Herkes birbirine akıl verir derdine derman olur
Hele hastanelerde, sıra beklerken,
Doktorla görüşmeden teşhis konulur
İnsanlar yorulduğunda dinlensin diye,
Yollara, ara,ara kanepeler koymuşlar
Hem askeriye, hem belediye...
Bütün bir yaşam sorgulanır kanepelerde...
Hele de parklar, parklarda,
Cıvıl,cıvıl kuşlar gibidir çocuklar
Bazan bir baba oğlunu, bazı bir anne kızını
Hava alsın oynasın diye getirir ya bahçeye
Çocuklar oynaşırken iki yetişkin yan,yana kanepede
Selamlaşır gülümserler ortak bir yanları vardır
Eğer birbirinden hoşlandıysa iki kişi gün sayarlar
Ah ne zaman parka gideceğiz telaşı sarar
Gün orda, güneş orda, heyecan daha ne ister insan?
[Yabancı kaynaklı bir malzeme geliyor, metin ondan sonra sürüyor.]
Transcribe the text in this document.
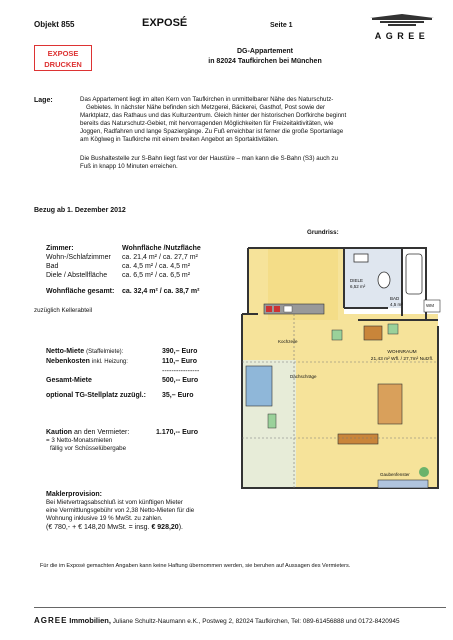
Objekt 855	EXPOSÉ	Seite 1
AGREE
EXPOSE
DRUCKEN
DG-Appartement
in 82024 Taufkirchen bei München
Lage:	Das Appartement liegt im alten Kern von Taufkirchen in unmittelbarer Nähe des Naturschutz-
Gebietes. In nächster Nähe befinden sich Metzgerei, Bäckerei, Gasthof, Post sowie der
Marktplatz, das Rathaus und das Kulturzentrum. Gleich hinter der historischen Dorfkirche beginnt
bereits das Naturschutz-Gebiet, mit hervorragenden Möglichkeiten für Freizeitaktivitäten, wie
Joggen, Radfahren und lange Spaziergänge. Zu Fuß erreichbar ist ferner die große Sportanlage
am Köglweg in Taufkirche mit einem breiten Angebot an Sportaktivitäten.
Die Bushaltestelle zur S-Bahn liegt fast vor der Haustüre – man kann die S-Bahn (S3) auch zu
Fuß in knapp 10 Minuten erreichen.
Bezug ab 1. Dezember 2012
Grundriss:
Zimmer:	Wohnfläche /Nutzfläche
Wohn-/Schlafzimmer	ca. 21,4 m² / ca. 27,7 m²
Bad	ca. 4,5 m² / ca. 4,5 m²
Diele / Abstellfläche	ca. 6,5 m² / ca. 6,5 m²
Wohnfläche gesamt:	ca. 32,4 m² / ca. 38,7 m²
zuzüglich Kellerabteil
Netto-Miete (Staffelmiete):	390,– Euro
Nebenkosten inkl. Heizung:	110,– Euro
----------------
Gesamt-Miete	500,-- Euro
optional TG-Stellplatz zuzügl.:	35,– Euro
Kaution an den Vermieter:	1.170,-- Euro
= 3 Netto-Monatsmieten
fällig vor Schüsselübergabe
Maklerprovision:
Bei Mietvertragsabschluß ist vom künftigen Mieter
eine Vermittlungsgebühr von 2,38 Netto-Mieten für die
Wohnung inklusive 19 % MwSt. zu zahlen.
(€ 780,- + € 148,20 MwSt. = insg. € 928,20).
Für die im Exposé gemachten Angaben kann keine Haftung übernommen werden, sie beruhen auf Aussagen des Vermieters.
AGREE Immobilien, Juliane Schultz-Naumann e.K., Postweg 2, 82024 Taufkirchen, Tel: 089-61456888 und 0172-8420945
DIELE
6,52 m²
BAD
4,5 m²	WM
Kochzeile
WOHNRAUM
21,43 m² Wfl. / 27,7m² Nutzfl.
Dachschräge
Gaubenfenster
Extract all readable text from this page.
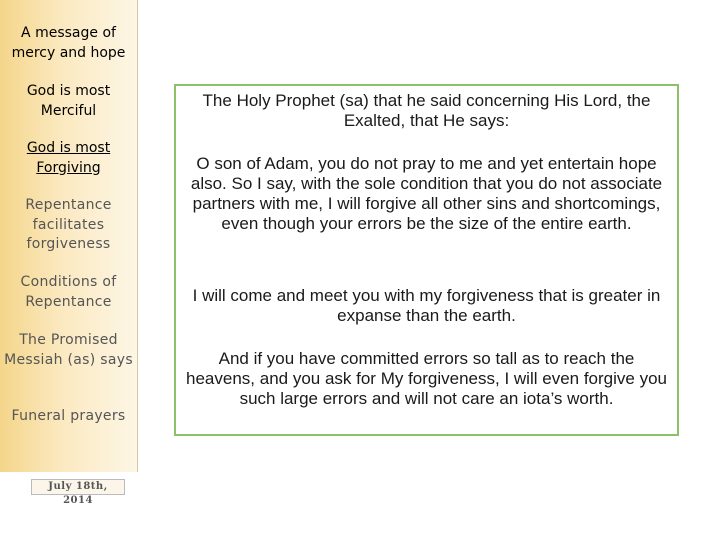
A message of mercy and hope
God is most Merciful
God is most Forgiving
Repentance facilitates forgiveness
Conditions of Repentance
The Promised Messiah (as) says
Funeral prayers
July 18th, 2014
The Holy Prophet (sa) that he said concerning His Lord, the Exalted, that He says:
O son of Adam, you do not pray to me and yet entertain hope also. So I say, with the sole condition that you do not associate partners with me, I will forgive all other sins and shortcomings, even though your errors be the size of the entire earth.
I will come and meet you with my forgiveness that is greater in expanse than the earth.
And if you have committed errors so tall as to reach the heavens, and you ask for My forgiveness, I will even forgive you such large errors and will not care an iota’s worth.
Yeterki muhabbet olsun,deva her derde,
Yeni aşklar filizlenir, parklarda, bahçelerde,
Kanepelerde...
24-Kasım-2008-Ankara
Bütün saygı değer öğretmenlerimizin,öğretmenler gününü saygıyla,sevgiyle iyi dileklerimle,kutluyor,yaşam boyu, tasasız yaşayacakları bir hayat standardı ve herşeyin gönüllerince olmasını içtenlikle diliyorum selamlar.
Yüksel Nimet ApelKayıt Tarihi : 24.11.2008 12:14:00





© Bu şiirin her türlü telif hakkı şairin kendisine ve / veya temsilcilerine aittir.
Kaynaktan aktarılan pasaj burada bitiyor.